L’impatto del COVID-19 sulla nostra vita quotidiana ha reso lo scorso anno uno dei più difficili di sempre. Aspetti come mantenere le distanze e restare a casa fanno ormai parte della nuova normalità. Anche se potrebbero aspettarci ancora giorni difficili, una nuova ricerca di Booking.com condootta su 28mila viaggiatori di 28 Paesi, rivela che la nostra voglia di esplorare il mondo rimane invariata e che, dopo mesi di restrizioni, i viaggiatori stanno finalmente iniziando a vedere la luce alla fine del tunnel grazie ai vaccini e allo sviluppo di altre soluzioni mediche rivoluzionarie nella battaglia contro il COVID-19.

I viaggiatori sono più ottimisti grazie ai vaccini

Pur sapendo che la pandemia non è ancora finita, due terzi dei viaggiatori globali (66%) e sette italiani su dieci (72%) pensano di avere più speranze di viaggiare nel 2021 a causa dell’impegno costante della comunità scientifica e medica e del lancio dei vaccini per il COVID-19. Lo stesso numero di viaggiatori globali (66%) afferma che non aver potuto viaggiare molto nel 2020 li ha resi ancora più desiderosi di farlo nel 2021. Questa percentuale sale al 70% per gli italiani.
La fiducia nei vaccini è profonda, come dimostra oltre la metà dei viaggiatori globali (59%) e il 57% dei viaggiatori italiani che non vogliono viaggiare all’estero fino a quando non saranno stati vaccinati, percentuale che sale al 68% tra gli over 55, mentre il 55% dei viaggiatori globali e il 58% degli Italiani viaggerà solo nei paesi che hanno avviato piani vaccinali. Ma c’è ancora qualche esitazione, con due quinti degli intervistati (41%) che rimangono scettici sul fatto che un vaccino possa davvero contribuire a rendere i viaggi più sicuri. 

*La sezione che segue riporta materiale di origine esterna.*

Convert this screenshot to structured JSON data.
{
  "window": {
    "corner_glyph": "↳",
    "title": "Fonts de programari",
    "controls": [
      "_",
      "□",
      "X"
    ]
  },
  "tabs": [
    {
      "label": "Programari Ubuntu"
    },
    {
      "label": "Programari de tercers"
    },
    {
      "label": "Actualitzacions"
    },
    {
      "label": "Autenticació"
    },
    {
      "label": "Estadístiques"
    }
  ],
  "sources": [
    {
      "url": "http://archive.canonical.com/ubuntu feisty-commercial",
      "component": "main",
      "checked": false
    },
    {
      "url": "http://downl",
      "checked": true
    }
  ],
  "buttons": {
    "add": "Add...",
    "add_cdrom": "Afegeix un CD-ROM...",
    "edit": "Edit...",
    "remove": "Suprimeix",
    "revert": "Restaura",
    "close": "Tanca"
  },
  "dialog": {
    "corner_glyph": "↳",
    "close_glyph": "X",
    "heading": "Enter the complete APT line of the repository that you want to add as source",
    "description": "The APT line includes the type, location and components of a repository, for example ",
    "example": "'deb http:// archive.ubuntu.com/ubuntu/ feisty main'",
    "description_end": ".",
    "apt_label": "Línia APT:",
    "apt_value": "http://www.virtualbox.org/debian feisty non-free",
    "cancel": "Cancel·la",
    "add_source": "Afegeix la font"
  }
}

Nonostante si sentano per lo più ottimisti, in tutto il mondo i viaggiatori riconoscono che non aver potuto viaggiare nel 2020 come negli anni precedenti ha avuto un impatto significativo sul proprio benessere. Il 48% (e il 55% degli Italiani) infatti ha visto un impatto negativo sulla propria salute mentale e il 47% si è sentito prigioniero nella propria casa a causa delle restrizioni di viaggio.
Per il 64% viaggiare è più importante ora rispetto a prima della pandemia. Questa percentuale sale al 72% per gli italiani. Quasi tre quarti (71%) dei viaggiatori arrivano addirittura ad affermare che preferirebbero andare in vacanza nel 2021 piuttosto che trovare il vero amore. Nel frattempo, il 66% darebbe la priorità ai viaggi rispetto al successo sul lavoro, preferendo andare in vacanza piuttosto che ottenere una promozione.

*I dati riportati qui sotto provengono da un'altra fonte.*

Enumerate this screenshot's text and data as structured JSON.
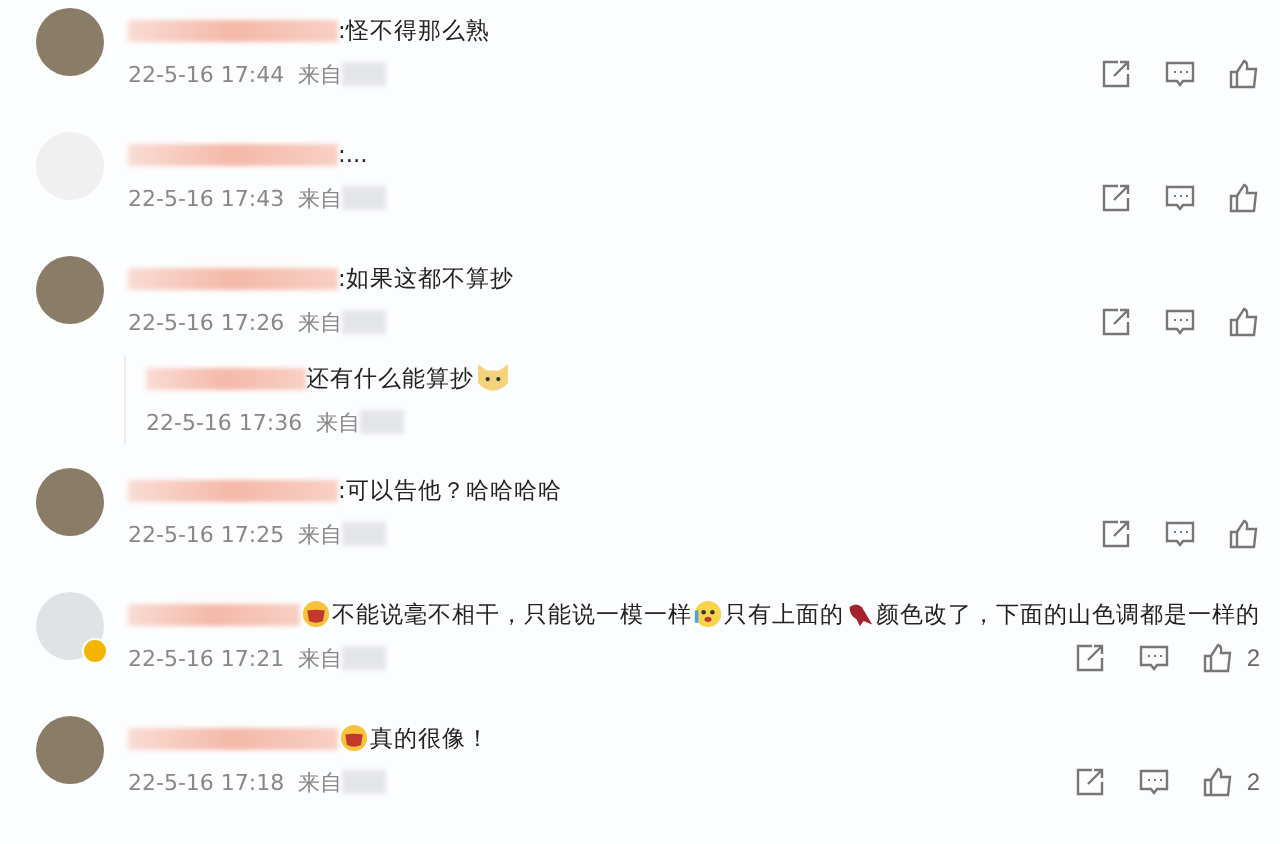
{
  "comments": [
    {
      "avatar": {
        "kind": "photo"
      },
      "verified": false,
      "parts": [
        {
          "kind": "text",
          "text": ":怪不得那么熟"
        }
      ],
      "time": "22-5-16 17:44",
      "source": "来自"
    },
    {
      "avatar": {
        "kind": "calligraphy"
      },
      "verified": false,
      "parts": [
        {
          "kind": "text",
          "text": ":..."
        }
      ],
      "time": "22-5-16 17:43",
      "source": "来自"
    },
    {
      "avatar": {
        "kind": "photo"
      },
      "verified": false,
      "parts": [
        {
          "kind": "text",
          "text": ":如果这都不算抄"
        }
      ],
      "time": "22-5-16 17:26",
      "source": "来自",
      "replies": [
        {
          "parts": [
            {
              "kind": "text",
              "text": "还有什么能算抄"
            },
            {
              "kind": "dog"
            }
          ],
          "time": "22-5-16 17:36",
          "source": "来自"
        }
      ]
    },
    {
      "avatar": {
        "kind": "photo"
      },
      "verified": false,
      "parts": [
        {
          "kind": "text",
          "text": ":可以告他？哈哈哈哈"
        }
      ],
      "time": "22-5-16 17:25",
      "source": "来自"
    },
    {
      "avatar": {
        "kind": "plain"
      },
      "verified": true,
      "parts": [
        {
          "kind": "grin"
        },
        {
          "kind": "text",
          "text": "不能说毫不相干，只能说一模一样"
        },
        {
          "kind": "cry"
        },
        {
          "kind": "text",
          "text": "只有上面的"
        },
        {
          "kind": "bird"
        },
        {
          "kind": "text",
          "text": " 颜色改了，下面的山色调都是一样的"
        }
      ],
      "time": "22-5-16 17:21",
      "source": "来自",
      "likes": "2"
    },
    {
      "avatar": {
        "kind": "photo"
      },
      "verified": false,
      "parts": [
        {
          "kind": "grin"
        },
        {
          "kind": "text",
          "text": "真的很像！"
        }
      ],
      "time": "22-5-16 17:18",
      "source": "来自",
      "likes": "2"
    }
  ]
}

Oltre la metà dei viaggiatori (53%) ha usato il tempo passato a casa per organizzare i viaggi futuri, mentre quasi la metà (45%) ha accumulato più giorni di ferie ed è quindi entusiasta all’idea di poter fare vacanze più lunghe nel 2021. Quando sognano la prossima vacanza, sei persone su dieci (61%) pensano che potranno fare un viaggio in spiaggia entro l’estate 2021 e il 23% afferma che un viaggio rilassante in spiaggia o in una spa sarà il primo tipo di viaggio che farà quando potremo tornare a viaggiare in sicurezza. Dopo un anno estenuante, solo il 6% prenoterà un viaggio attivo e solo il 5% darà priorità alle vacanze in città.

Per quanto riguarda l’Italia, quasi tre connazionali su quattro sono fiduciosi di poter andare in spiaggia entro l’estate 2021 (72%), mentre il 30% afferma che un viaggio rilassante in spiaggia o in una spa sarà la prima tipologia di viaggio post pandemia. Solo il 7% prenoterà una vacanza in città, mentre appena il 5% considera un viaggio attivo come una priorità.